Les Cintres, la quintessence du Clos des Goisses
Les Cintres est une cuvée confidentielle. Elle fait partie d’une trilogie de cuvées parcellaires issues du millésime 2006 qui provient des vignes les plus solaires au cœur du Clos des Goisses. Elle est issue à 70 % de pinot noir et 30 % de chardonnay et 100 % première presse de raisins provenant des parcelles centrales du Clos des Goisses ; une vinification traditionnelle en évitant toute oxydation prématurée et sans fermentation malolactique. 100 % des vins sont fermentés sous bois. Le dosage est extra-brut (4,5 g/l) pour maintenir l’équilibre entre fraîcheur et vinosité et ne pas masquer le caractère du vin et sa pureté. Si le Clos des Goisses 2007 est vendu autour de 133 € la bouteille, Les Cintres 2006 atteint 265 € le flacon en caisse bois.
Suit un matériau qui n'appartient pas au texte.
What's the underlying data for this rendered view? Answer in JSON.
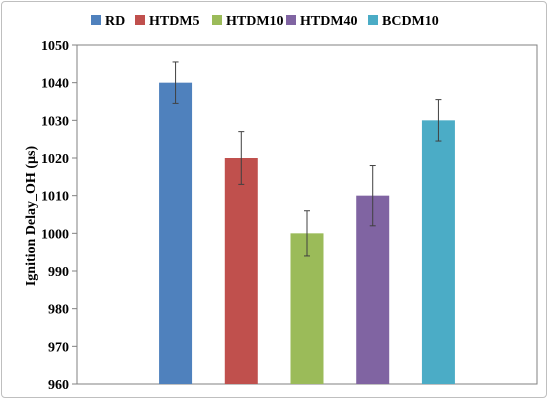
{
  "chart_data": {
    "type": "bar",
    "title": "",
    "xlabel": "",
    "ylabel": "Ignition Delay_OH (µs)",
    "categories": [
      "RD",
      "HTDM5",
      "HTDM10",
      "HTDM40",
      "BCDM10"
    ],
    "values": [
      1040,
      1020,
      1000,
      1010,
      1030
    ],
    "error": [
      5.5,
      7,
      6,
      8,
      5.5
    ],
    "colors": [
      "#4f81bd",
      "#c0504d",
      "#9bbb59",
      "#8064a2",
      "#4bacc6"
    ],
    "ylim": [
      960,
      1050
    ],
    "yticks": [
      960,
      970,
      980,
      990,
      1000,
      1010,
      1020,
      1030,
      1040,
      1050
    ],
    "grid": false,
    "legend_position": "top"
  }
}
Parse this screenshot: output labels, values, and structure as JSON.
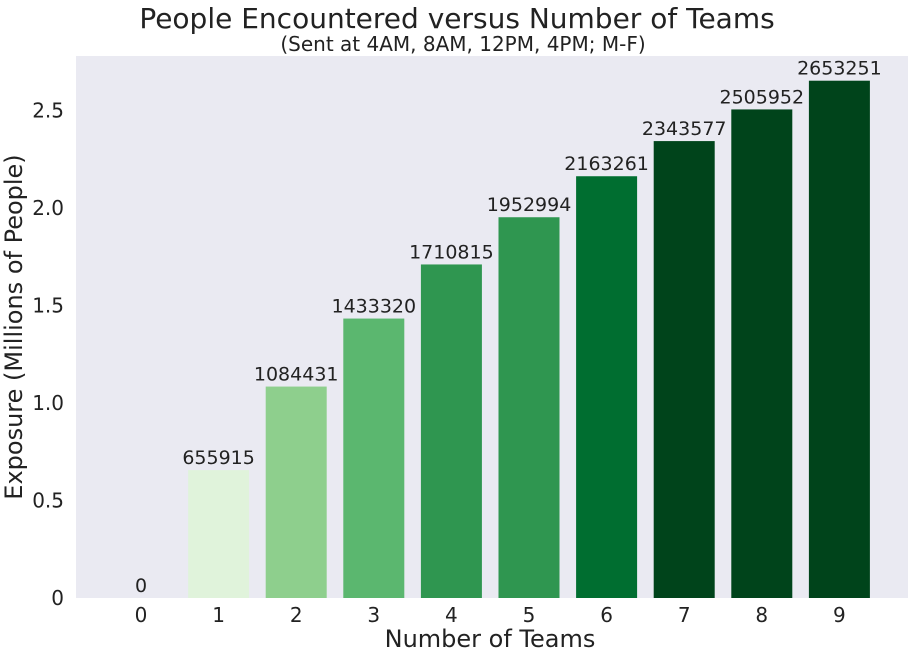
{
  "chart_data": {
    "type": "bar",
    "title": "People Encountered versus Number of Teams",
    "subtitle": "(Sent at 4AM, 8AM, 12PM, 4PM; M-F)",
    "xlabel": "Number of Teams",
    "ylabel": "Exposure (Millions of People)",
    "categories": [
      "0",
      "1",
      "2",
      "3",
      "4",
      "5",
      "6",
      "7",
      "8",
      "9"
    ],
    "values": [
      0,
      655915,
      1084431,
      1433320,
      1710815,
      1952994,
      2163261,
      2343577,
      2505952,
      2653251
    ],
    "data_labels": [
      "0",
      "655915",
      "1084431",
      "1433320",
      "1710815",
      "1952994",
      "2163261",
      "2343577",
      "2505952",
      "2653251"
    ],
    "ylim": [
      0,
      2.78
    ],
    "y_unit_divisor": 1000000,
    "yticks": [
      0,
      0.5,
      1.0,
      1.5,
      2.0,
      2.5
    ],
    "ytick_labels": [
      "0",
      "0.5",
      "1.0",
      "1.5",
      "2.0",
      "2.5"
    ],
    "grid": false,
    "colors": {
      "plot_background": "#eaeaf2",
      "bars": [
        "#f7fcf5",
        "#e0f3db",
        "#8ecf8d",
        "#5bb76f",
        "#2f9650",
        "#2f9650",
        "#006e30",
        "#00441b",
        "#00441b",
        "#00441b"
      ]
    }
  }
}
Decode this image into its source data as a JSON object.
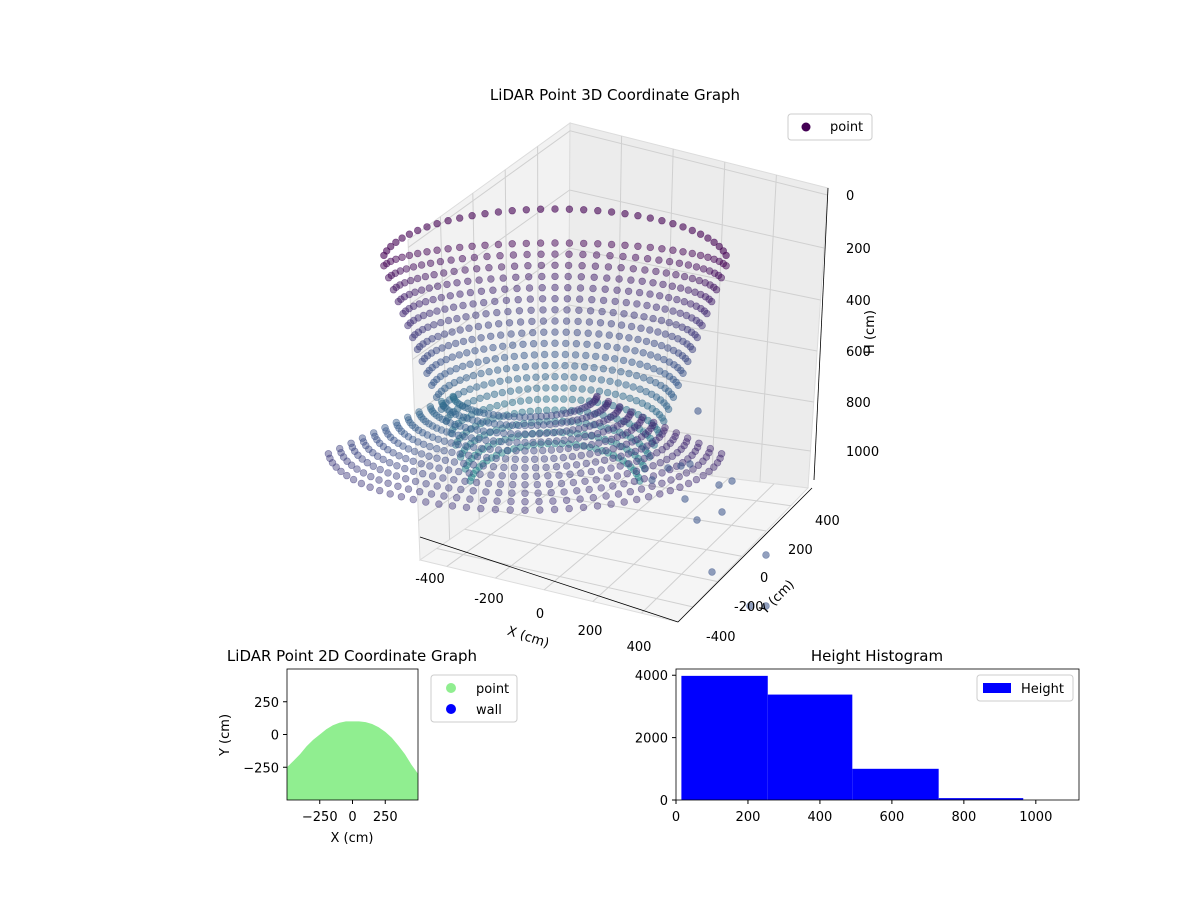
{
  "chart_data": [
    {
      "type": "scatter",
      "projection": "3d",
      "title": "LiDAR Point 3D Coordinate Graph",
      "xlabel": "X (cm)",
      "ylabel": "Y (cm)",
      "zlabel": "H (cm)",
      "xticks": [
        "-400",
        "-200",
        "0",
        "200",
        "400"
      ],
      "yticks": [
        "-400",
        "-200",
        "0",
        "200",
        "400"
      ],
      "zticks": [
        "0",
        "200",
        "400",
        "600",
        "800",
        "1000"
      ],
      "xlim": [
        -500,
        500
      ],
      "ylim": [
        -500,
        500
      ],
      "zlim": [
        0,
        1100
      ],
      "z_axis_inverted": true,
      "grid": true,
      "colormap": "viridis",
      "color_by": "height",
      "legend": {
        "placement": "upper-right",
        "entries": [
          {
            "label": "point",
            "color": "#440154"
          }
        ]
      },
      "shape": "cylindrical fan of points around the sensor, radius about 500 cm",
      "series": [
        {
          "name": "point"
        }
      ]
    },
    {
      "type": "area",
      "title": "LiDAR Point 2D Coordinate Graph",
      "xlabel": "X (cm)",
      "ylabel": "Y (cm)",
      "xticks": [
        "−250",
        "0",
        "250"
      ],
      "yticks": [
        "−250",
        "0",
        "250"
      ],
      "xlim": [
        -500,
        500
      ],
      "ylim": [
        -500,
        500
      ],
      "legend": {
        "placement": "outside-right",
        "entries": [
          {
            "label": "point",
            "color": "#90ee90"
          },
          {
            "label": "wall",
            "color": "#0000ff"
          }
        ]
      },
      "series": [
        {
          "name": "point",
          "color": "#90ee90",
          "x": [
            -500,
            -450,
            -400,
            -350,
            -300,
            -250,
            -200,
            -150,
            -100,
            -50,
            0,
            50,
            100,
            150,
            200,
            250,
            300,
            350,
            400,
            450,
            500
          ],
          "y": [
            -250,
            -200,
            -150,
            -90,
            -40,
            0,
            40,
            70,
            90,
            100,
            100,
            100,
            95,
            80,
            55,
            20,
            -25,
            -85,
            -150,
            -230,
            -300
          ]
        }
      ]
    },
    {
      "type": "bar",
      "title": "Height Histogram",
      "xlabel": "",
      "ylabel": "",
      "xticks": [
        "0",
        "200",
        "400",
        "600",
        "800",
        "1000"
      ],
      "yticks": [
        "0",
        "2000",
        "4000"
      ],
      "xlim": [
        0,
        1120
      ],
      "ylim": [
        0,
        4200
      ],
      "grid": false,
      "legend": {
        "placement": "upper-right",
        "entries": [
          {
            "label": "Height",
            "color": "#0000ff"
          }
        ]
      },
      "series": [
        {
          "name": "Height",
          "color": "#0000ff",
          "bins": [
            {
              "from": 15,
              "to": 255,
              "count": 3980
            },
            {
              "from": 255,
              "to": 490,
              "count": 3380
            },
            {
              "from": 490,
              "to": 730,
              "count": 1000
            },
            {
              "from": 730,
              "to": 965,
              "count": 60
            },
            {
              "from": 965,
              "to": 1080,
              "count": 0
            }
          ]
        }
      ]
    }
  ]
}
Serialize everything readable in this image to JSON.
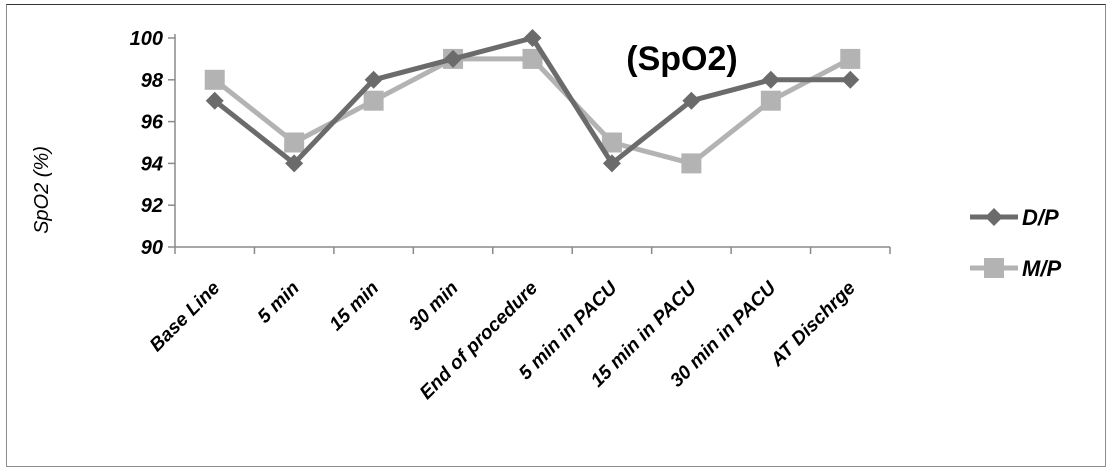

Clos des Goisses Juste Rosé Millésime 2006
Ce Clos des Goisses Juste Rosé 2006 est la cinquième cuvée rosée du Clos des Goisses. Déjà mythique parmi les collectionneurs et les grands amateurs, elle n’est produite qu’à 2 ou 3 000 exemplaires à chaque millésime. Elle est le fruit d’un assemblage à 63 % pinot noir et 37 % chardonnay. La vinification partielle (40 %) et traditionnelle qui se fait sous-bois favorise une plus grande complexité, sans oxydation prématurée. Aucune fermentation malolactique n’est réalisée pour que l’acidité naturelle compense la très grande puissance du terroir. Le vieillissement est de 9 ans en caves. Le dosage très bas (4,5 g/l) laisse s’exprimer toute la vinosité des vins issus de ce vignoble exceptionnel (environ 320 € e flacon).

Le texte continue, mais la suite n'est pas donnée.